Kilkeedy is a parish in County Clare and part of the Roman Catholic Diocese of Killaloe. The parish is the only parish in said diocese whose boundaries are still identical compared with the medieval situation.

Current (2021) co-parish priests are Damien Nolan and Pat O'Neil.

The main church of the parish is the Church of St. Michaels in Tubber, completed in 1865.

The second church of the parish is the "Church of All Saints" in Boston. This church was also built in 1865 but it replaced an older limestone church with a thatched roof. That church was in its turn a replacement for a masshouse in the townland Kylcreen.

Early Monastic sites
There is evidence of multiple churches in the area, mostly in the names of townlands like Kells (Cealla, meaning cells or churches), Kilcornan (Church of St. Cornan) and Killeenmacoog (Church of McHugh).

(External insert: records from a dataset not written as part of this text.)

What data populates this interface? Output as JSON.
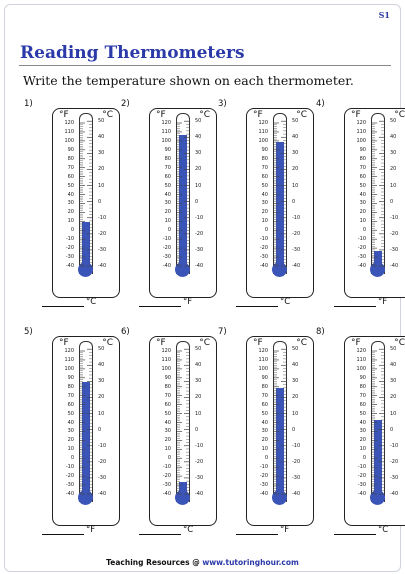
{
  "sheet_code": "S1",
  "title": "Reading Thermometers",
  "instructions": "Write the temperature shown on each thermometer.",
  "units": {
    "fahrenheit": "°F",
    "celsius": "°C"
  },
  "scale": {
    "fahrenheit_labels": [
      "120",
      "110",
      "100",
      "90",
      "80",
      "70",
      "60",
      "50",
      "40",
      "30",
      "20",
      "10",
      "0",
      "-10",
      "-20",
      "-30",
      "-40"
    ],
    "celsius_labels": [
      "50",
      "40",
      "30",
      "20",
      "10",
      "0",
      "-10",
      "-20",
      "-30",
      "-40"
    ]
  },
  "footer": {
    "prefix": "Teaching Resources @ ",
    "site": "www.tutoringhour.com"
  },
  "colors": {
    "accent": "#2b3aa8",
    "mercury": "#3b54b8"
  },
  "thermometers": [
    {
      "number": "1)",
      "level_f": 10,
      "answer_unit": "°C"
    },
    {
      "number": "2)",
      "level_f": 108,
      "answer_unit": "°F"
    },
    {
      "number": "3)",
      "level_f": 100,
      "answer_unit": "°C"
    },
    {
      "number": "4)",
      "level_f": -22,
      "answer_unit": "°F"
    },
    {
      "number": "5)",
      "level_f": 86,
      "answer_unit": "°F"
    },
    {
      "number": "6)",
      "level_f": -26,
      "answer_unit": "°C"
    },
    {
      "number": "7)",
      "level_f": 80,
      "answer_unit": "°F"
    },
    {
      "number": "8)",
      "level_f": 44,
      "answer_unit": "°C"
    }
  ]
}
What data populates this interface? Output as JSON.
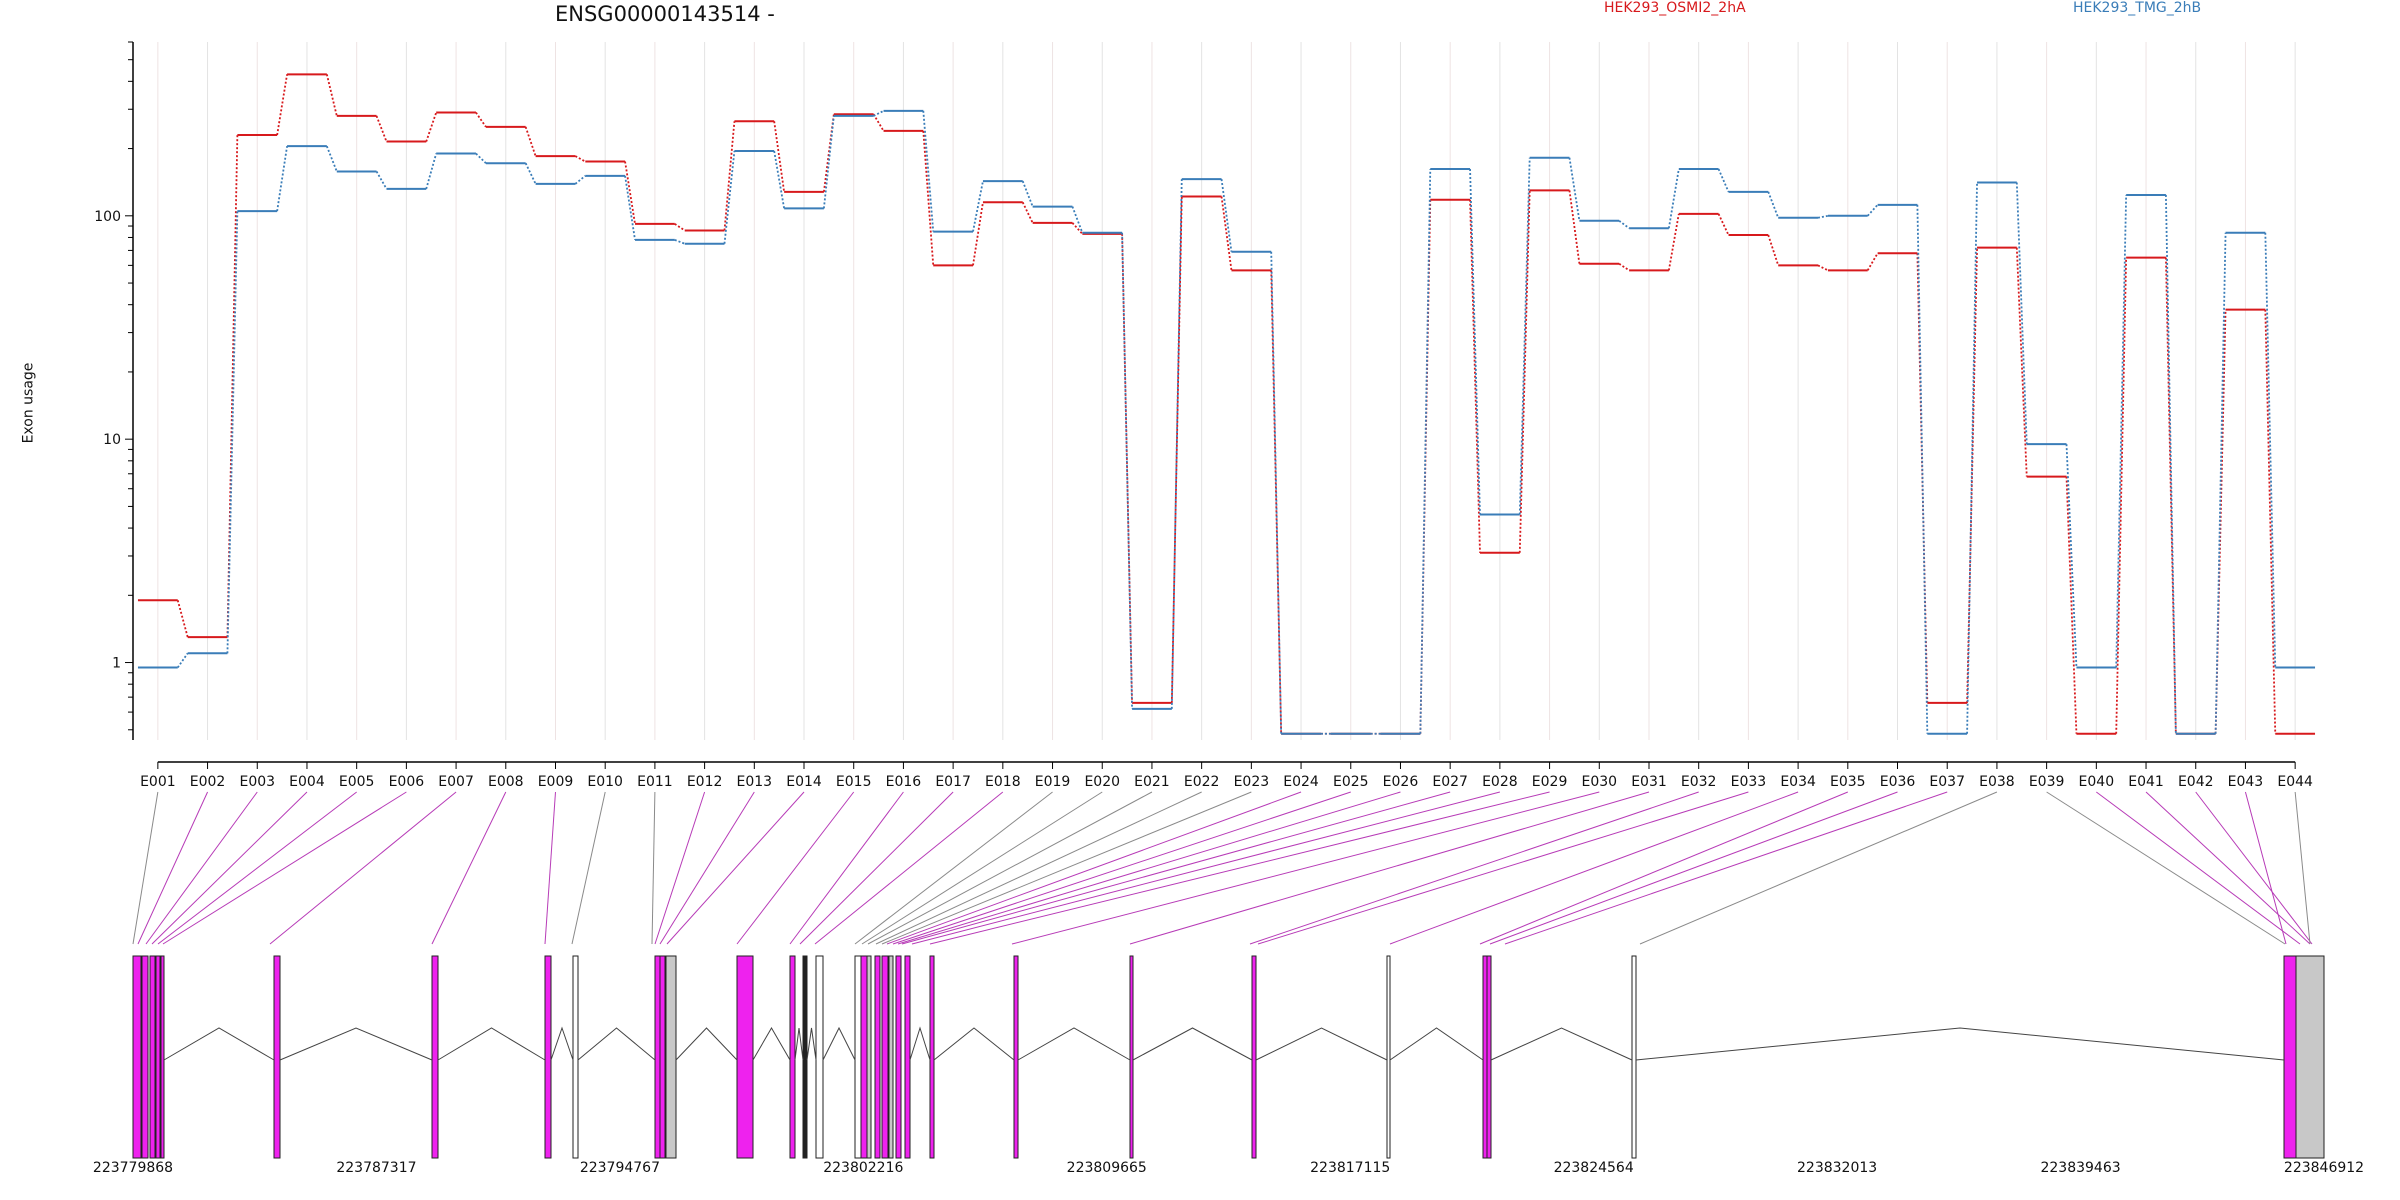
{
  "chart_data": {
    "type": "line",
    "title": "ENSG00000143514 -",
    "ylabel": "Exon usage",
    "yscale": "log",
    "ylim": [
      0.45,
      600
    ],
    "yticks": [
      "1",
      "10",
      "100"
    ],
    "grid": "vertical",
    "legend": "top-right",
    "categories": [
      "E001",
      "E002",
      "E003",
      "E004",
      "E005",
      "E006",
      "E007",
      "E008",
      "E009",
      "E010",
      "E011",
      "E012",
      "E013",
      "E014",
      "E015",
      "E016",
      "E017",
      "E018",
      "E019",
      "E020",
      "E021",
      "E022",
      "E023",
      "E024",
      "E025",
      "E026",
      "E027",
      "E028",
      "E029",
      "E030",
      "E031",
      "E032",
      "E033",
      "E034",
      "E035",
      "E036",
      "E037",
      "E038",
      "E039",
      "E040",
      "E041",
      "E042",
      "E043",
      "E044"
    ],
    "series": [
      {
        "name": "HEK293_OSMI2_2hA",
        "color": "#d7191c",
        "values": [
          1.9,
          1.3,
          230,
          430,
          280,
          215,
          290,
          250,
          185,
          175,
          92,
          86,
          265,
          128,
          285,
          240,
          60,
          115,
          93,
          83,
          0.66,
          122,
          57,
          0.48,
          0.48,
          0.48,
          118,
          3.1,
          130,
          61,
          57,
          102,
          82,
          60,
          57,
          68,
          0.66,
          72,
          6.8,
          0.48,
          65,
          0.48,
          38,
          0.48
        ]
      },
      {
        "name": "HEK293_TMG_2hB",
        "color": "#3a7db8",
        "values": [
          0.95,
          1.1,
          105,
          205,
          158,
          132,
          190,
          172,
          139,
          151,
          78,
          75,
          195,
          108,
          280,
          295,
          85,
          143,
          110,
          84,
          0.62,
          146,
          69,
          0.48,
          0.48,
          0.48,
          162,
          4.6,
          182,
          95,
          88,
          162,
          128,
          98,
          100,
          112,
          0.48,
          141,
          9.5,
          0.95,
          124,
          0.48,
          84,
          0.95
        ]
      }
    ],
    "coordinates": [
      "223779868",
      "223787317",
      "223794767",
      "223802216",
      "223809665",
      "223817115",
      "223824564",
      "223832013",
      "223839463",
      "223846912"
    ]
  }
}
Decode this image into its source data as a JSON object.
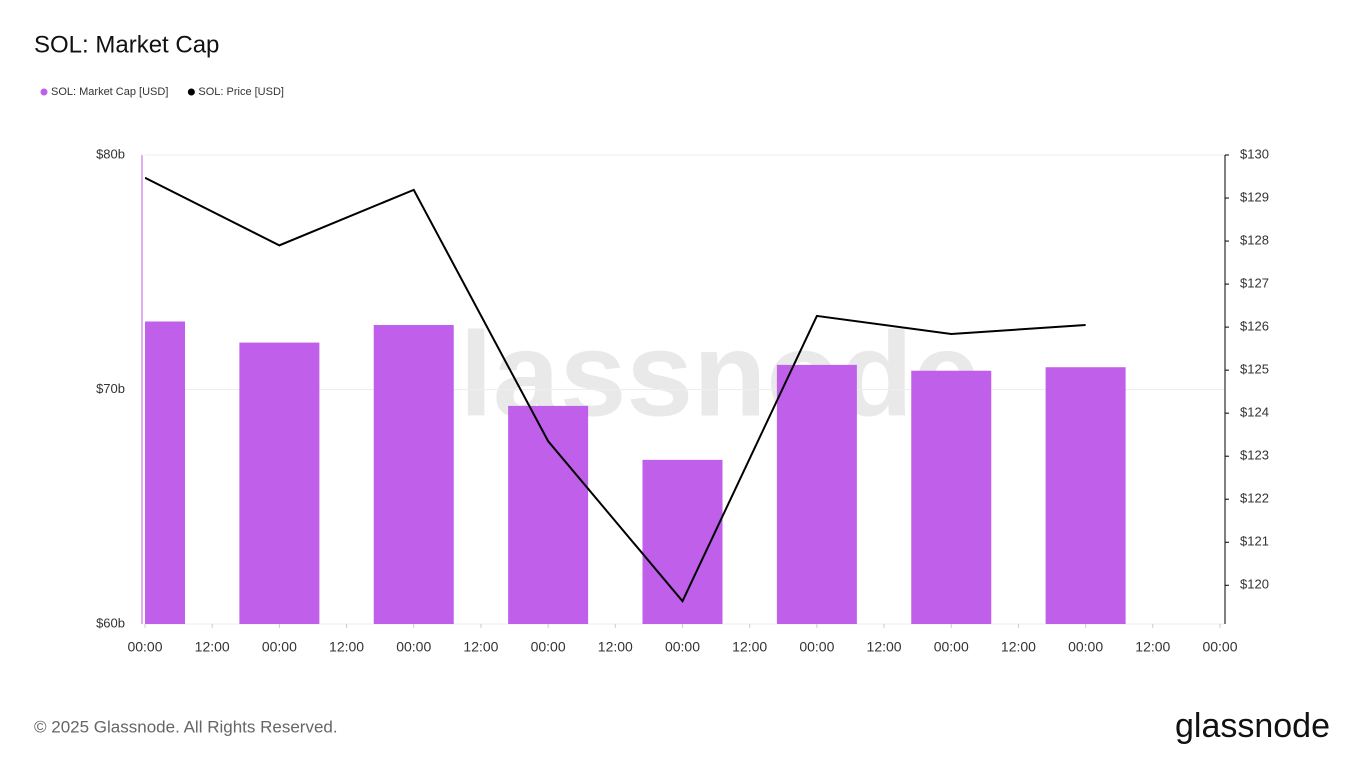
{
  "chart_data": {
    "type": "bar-line",
    "title": "SOL: Market Cap",
    "watermark": "glassnode",
    "footer": "© 2025 Glassnode. All Rights Reserved.",
    "brand": "glassnode",
    "x": [
      0,
      24,
      48,
      72,
      96,
      120,
      144,
      168
    ],
    "xlim": [
      0,
      192
    ],
    "xticks": [
      {
        "value": 0,
        "label": "00:00"
      },
      {
        "value": 12,
        "label": "12:00"
      },
      {
        "value": 24,
        "label": "00:00"
      },
      {
        "value": 36,
        "label": "12:00"
      },
      {
        "value": 48,
        "label": "00:00"
      },
      {
        "value": 60,
        "label": "12:00"
      },
      {
        "value": 72,
        "label": "00:00"
      },
      {
        "value": 84,
        "label": "12:00"
      },
      {
        "value": 96,
        "label": "00:00"
      },
      {
        "value": 108,
        "label": "12:00"
      },
      {
        "value": 120,
        "label": "00:00"
      },
      {
        "value": 132,
        "label": "12:00"
      },
      {
        "value": 144,
        "label": "00:00"
      },
      {
        "value": 156,
        "label": "12:00"
      },
      {
        "value": 168,
        "label": "00:00"
      },
      {
        "value": 180,
        "label": "12:00"
      },
      {
        "value": 192,
        "label": "00:00"
      }
    ],
    "ylim": [
      60,
      80
    ],
    "yticks": [
      {
        "value": 60,
        "label": "$60b"
      },
      {
        "value": 70,
        "label": "$70b"
      },
      {
        "value": 80,
        "label": "$80b"
      }
    ],
    "y2lim": [
      119.1,
      130
    ],
    "y2ticks": [
      {
        "value": 120,
        "label": "$120"
      },
      {
        "value": 121,
        "label": "$121"
      },
      {
        "value": 122,
        "label": "$122"
      },
      {
        "value": 123,
        "label": "$123"
      },
      {
        "value": 124,
        "label": "$124"
      },
      {
        "value": 125,
        "label": "$125"
      },
      {
        "value": 126,
        "label": "$126"
      },
      {
        "value": 127,
        "label": "$127"
      },
      {
        "value": 128,
        "label": "$128"
      },
      {
        "value": 129,
        "label": "$129"
      },
      {
        "value": 130,
        "label": "$130"
      }
    ],
    "grid": true,
    "series": [
      {
        "name": "SOL: Market Cap [USD]",
        "type": "bar",
        "color": "#bf5fea",
        "values": [
          72.9,
          72.0,
          72.75,
          69.3,
          67.0,
          71.05,
          70.8,
          70.95
        ]
      },
      {
        "name": "SOL: Price [USD]",
        "type": "line",
        "axis": "y2",
        "color": "#000000",
        "values": [
          129.47,
          127.9,
          129.19,
          123.35,
          119.63,
          126.26,
          125.84,
          126.05
        ]
      }
    ]
  }
}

No traces of the churches are left or records are left of these churches.

Only two early monastic sites have survived: the one in the townland Cross and the one in the townland Kiltackey More.
Cross
The townland Cross contains the ruins of Kilkeedy Church or Church of St. Caoide (or St. Keedy). No records of this saint are known but his feast day was celebrated on 3 March. The present ruin is not the original, as it mostly 14th century. Attached to the surviving nave is a side chapel from a later date with a plaque dated 1706. An aerial photo shows a much larger circular enclosure then the present one, that dates from 1934/1935.

Kiltackey More
This townland contains the remains of the church of St. Taisce, a saint lost in history. Only a small fragment of the church is still in existence but the adjoining graveyard is in active use.